Give me a word, Abba

Tuesday, September 17, 2013

Seven Odysseys: The Second Odyssey

This week, I'm discussing the Seven Odysseys which are our journeys from vice to virtue, our conversion from darkness to light, our road from doubt to promise. The second Odyssey is the journey from lust to love.

All of us struggle with all the seven deadly sins, but it always seems like lust steals the stage. I think it's because we're most afraid of lust in other people, as well as ourselves. If someone is a glutton, we might be disgusted, but we're rarely afraid. Anger can cause fear, but only if it becomes violent. Pride, the root of all vices, causes resentment and contempt, but not fear. No, lust has a special place in our hearts and we're deathly afraid of it.

Lust hurts us, I suspect, so thoroughly because it distorts not only the way the human race continues to exist, thus is a distortion of God's creative plan, but also distorts what is the image of God's love for his creation. A man who lusts is like a God who uses us, which is to say no true God at all. If we as Christians are called to love as Christ loved the Church, we'd better not put lust in its place.

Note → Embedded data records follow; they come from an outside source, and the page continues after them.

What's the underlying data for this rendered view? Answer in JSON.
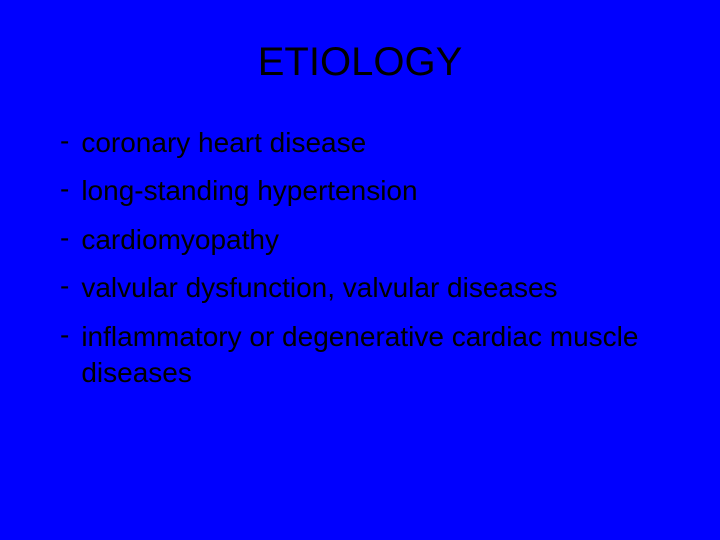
{
  "slide": {
    "background_color": "#0000ff",
    "text_color": "#000000",
    "title": {
      "text": "ETIOLOGY",
      "fontsize": 40
    },
    "bullets": {
      "marker": "-",
      "fontsize": 28,
      "items": [
        "coronary heart disease",
        "long-standing hypertension",
        " cardiomyopathy",
        "valvular dysfunction, valvular diseases",
        "inflammatory or degenerative cardiac muscle diseases"
      ]
    }
  }
}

But sadly we do. And lust destroys our relationships with each other and our relationships with God. We spit on his creative plan and his love for humanity when we distort them. And we treat each other not like the creations of God, but toys we fashioned for ourselves.

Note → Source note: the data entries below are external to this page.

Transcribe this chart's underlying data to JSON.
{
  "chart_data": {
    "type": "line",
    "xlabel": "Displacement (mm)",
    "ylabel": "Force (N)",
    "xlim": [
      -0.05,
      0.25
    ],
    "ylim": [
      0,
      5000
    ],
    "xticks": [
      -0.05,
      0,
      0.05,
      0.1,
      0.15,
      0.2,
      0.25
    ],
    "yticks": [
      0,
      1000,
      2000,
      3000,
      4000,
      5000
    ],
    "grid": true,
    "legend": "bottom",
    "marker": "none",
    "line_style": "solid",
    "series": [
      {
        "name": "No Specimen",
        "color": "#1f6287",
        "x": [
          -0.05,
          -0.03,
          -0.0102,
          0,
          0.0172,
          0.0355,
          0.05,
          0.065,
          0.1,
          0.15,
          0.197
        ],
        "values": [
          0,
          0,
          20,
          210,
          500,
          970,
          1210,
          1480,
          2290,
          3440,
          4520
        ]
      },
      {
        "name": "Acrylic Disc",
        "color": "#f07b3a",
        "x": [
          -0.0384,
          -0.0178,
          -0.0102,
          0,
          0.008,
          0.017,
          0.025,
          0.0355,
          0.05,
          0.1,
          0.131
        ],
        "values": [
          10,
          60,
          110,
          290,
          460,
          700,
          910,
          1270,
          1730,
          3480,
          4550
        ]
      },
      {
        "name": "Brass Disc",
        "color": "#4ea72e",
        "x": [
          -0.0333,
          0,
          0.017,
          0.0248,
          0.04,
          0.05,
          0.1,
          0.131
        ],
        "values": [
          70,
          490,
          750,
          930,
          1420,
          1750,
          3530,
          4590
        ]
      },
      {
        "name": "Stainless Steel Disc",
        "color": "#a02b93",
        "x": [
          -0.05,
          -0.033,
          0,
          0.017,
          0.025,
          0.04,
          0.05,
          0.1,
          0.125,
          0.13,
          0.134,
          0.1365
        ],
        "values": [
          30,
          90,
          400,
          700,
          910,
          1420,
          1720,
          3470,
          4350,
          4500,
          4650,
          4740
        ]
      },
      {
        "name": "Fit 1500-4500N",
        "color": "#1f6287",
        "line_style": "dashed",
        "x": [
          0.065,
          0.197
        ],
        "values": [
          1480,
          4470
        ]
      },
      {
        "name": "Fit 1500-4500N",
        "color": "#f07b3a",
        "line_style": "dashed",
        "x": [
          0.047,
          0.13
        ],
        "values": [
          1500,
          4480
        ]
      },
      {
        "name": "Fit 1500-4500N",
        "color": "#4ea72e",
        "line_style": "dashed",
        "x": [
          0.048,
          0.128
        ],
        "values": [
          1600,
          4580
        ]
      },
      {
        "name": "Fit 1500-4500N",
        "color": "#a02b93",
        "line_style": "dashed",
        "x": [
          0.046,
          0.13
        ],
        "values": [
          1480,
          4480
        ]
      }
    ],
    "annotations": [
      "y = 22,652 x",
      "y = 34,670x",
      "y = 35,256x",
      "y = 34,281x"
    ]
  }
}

What an adventure, what chaos, what monstrous violence! And there seems to be no escape from Circe's cave. No escape from the storms of Poseidon.


There is an escape, and it is exactly that which lust grievously defiles: The Cross. Odysseus ordered his men to tie him to the mast of his ship when the sirens sang, and we must let ourselves be tied to the Cross. We are not strong enough to fight concupiscence and lust, but God has won the battle.

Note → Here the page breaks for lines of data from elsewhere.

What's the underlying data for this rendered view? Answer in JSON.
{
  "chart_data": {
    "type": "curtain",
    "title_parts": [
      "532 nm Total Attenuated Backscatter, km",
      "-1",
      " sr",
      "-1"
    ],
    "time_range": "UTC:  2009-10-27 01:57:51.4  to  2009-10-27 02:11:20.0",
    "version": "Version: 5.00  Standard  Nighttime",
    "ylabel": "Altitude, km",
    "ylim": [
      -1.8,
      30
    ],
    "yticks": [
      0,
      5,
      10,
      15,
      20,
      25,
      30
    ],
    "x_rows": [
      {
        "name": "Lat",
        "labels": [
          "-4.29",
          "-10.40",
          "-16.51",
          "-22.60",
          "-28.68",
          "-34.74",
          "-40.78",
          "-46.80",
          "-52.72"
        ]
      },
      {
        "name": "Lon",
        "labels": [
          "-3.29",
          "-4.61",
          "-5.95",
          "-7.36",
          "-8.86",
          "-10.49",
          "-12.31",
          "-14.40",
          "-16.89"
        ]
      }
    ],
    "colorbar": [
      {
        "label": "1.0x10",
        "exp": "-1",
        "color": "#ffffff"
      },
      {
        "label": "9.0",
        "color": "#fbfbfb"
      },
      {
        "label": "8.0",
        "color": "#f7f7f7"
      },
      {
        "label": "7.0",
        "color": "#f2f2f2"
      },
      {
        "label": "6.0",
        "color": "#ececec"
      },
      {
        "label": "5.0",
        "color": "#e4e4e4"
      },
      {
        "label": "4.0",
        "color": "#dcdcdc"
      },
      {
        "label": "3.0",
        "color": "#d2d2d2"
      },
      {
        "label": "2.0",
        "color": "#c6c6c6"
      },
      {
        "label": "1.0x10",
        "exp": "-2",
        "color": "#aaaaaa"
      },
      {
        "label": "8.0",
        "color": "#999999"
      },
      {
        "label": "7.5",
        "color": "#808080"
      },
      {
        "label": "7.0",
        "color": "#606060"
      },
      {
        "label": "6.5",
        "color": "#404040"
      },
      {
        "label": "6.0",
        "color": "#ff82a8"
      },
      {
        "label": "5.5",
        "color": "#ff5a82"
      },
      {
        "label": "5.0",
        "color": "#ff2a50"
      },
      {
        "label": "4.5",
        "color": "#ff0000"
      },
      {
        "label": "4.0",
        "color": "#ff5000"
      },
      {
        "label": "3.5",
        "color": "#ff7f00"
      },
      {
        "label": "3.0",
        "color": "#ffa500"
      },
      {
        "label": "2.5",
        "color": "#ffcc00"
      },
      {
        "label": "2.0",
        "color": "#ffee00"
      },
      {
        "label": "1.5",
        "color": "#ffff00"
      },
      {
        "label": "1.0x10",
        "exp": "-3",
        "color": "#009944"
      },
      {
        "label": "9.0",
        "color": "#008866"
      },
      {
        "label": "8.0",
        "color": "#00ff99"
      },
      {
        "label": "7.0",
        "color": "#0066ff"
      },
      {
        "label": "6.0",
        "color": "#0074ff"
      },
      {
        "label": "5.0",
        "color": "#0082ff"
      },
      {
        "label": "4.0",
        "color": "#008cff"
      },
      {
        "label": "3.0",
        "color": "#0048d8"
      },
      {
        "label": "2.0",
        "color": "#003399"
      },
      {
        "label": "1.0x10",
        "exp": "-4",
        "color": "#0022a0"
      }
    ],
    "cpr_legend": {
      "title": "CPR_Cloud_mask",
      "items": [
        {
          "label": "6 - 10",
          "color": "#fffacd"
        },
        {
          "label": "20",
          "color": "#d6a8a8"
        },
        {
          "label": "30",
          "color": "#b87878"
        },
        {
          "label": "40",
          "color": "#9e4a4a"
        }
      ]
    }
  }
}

The Cross is true love, and in order to travel from the Troy of lust to the Ithaca of love, we must embrace it. We must give of ourselves in sacrifice, even when we fall prey to temptation. We must forgive each other when we fall, and so live by the standard of the Cross.

And most of all when lust hurts us in other people, or we hurt another person with lust, we must fall at the foot of the Cross and beg for the mercy and grace of God to heal us all.

The worst response would be to accept that we are at sea and that we may never come home, but God is calling us, and His Son is looking for us, searching the seas for His wayward wanderers. We must let him find us and take us into His arms onto the cross so that we might love more deeply, truly, and faithfully.

Jesus Christ, Son of the Living God, Have mercy on us, sinners!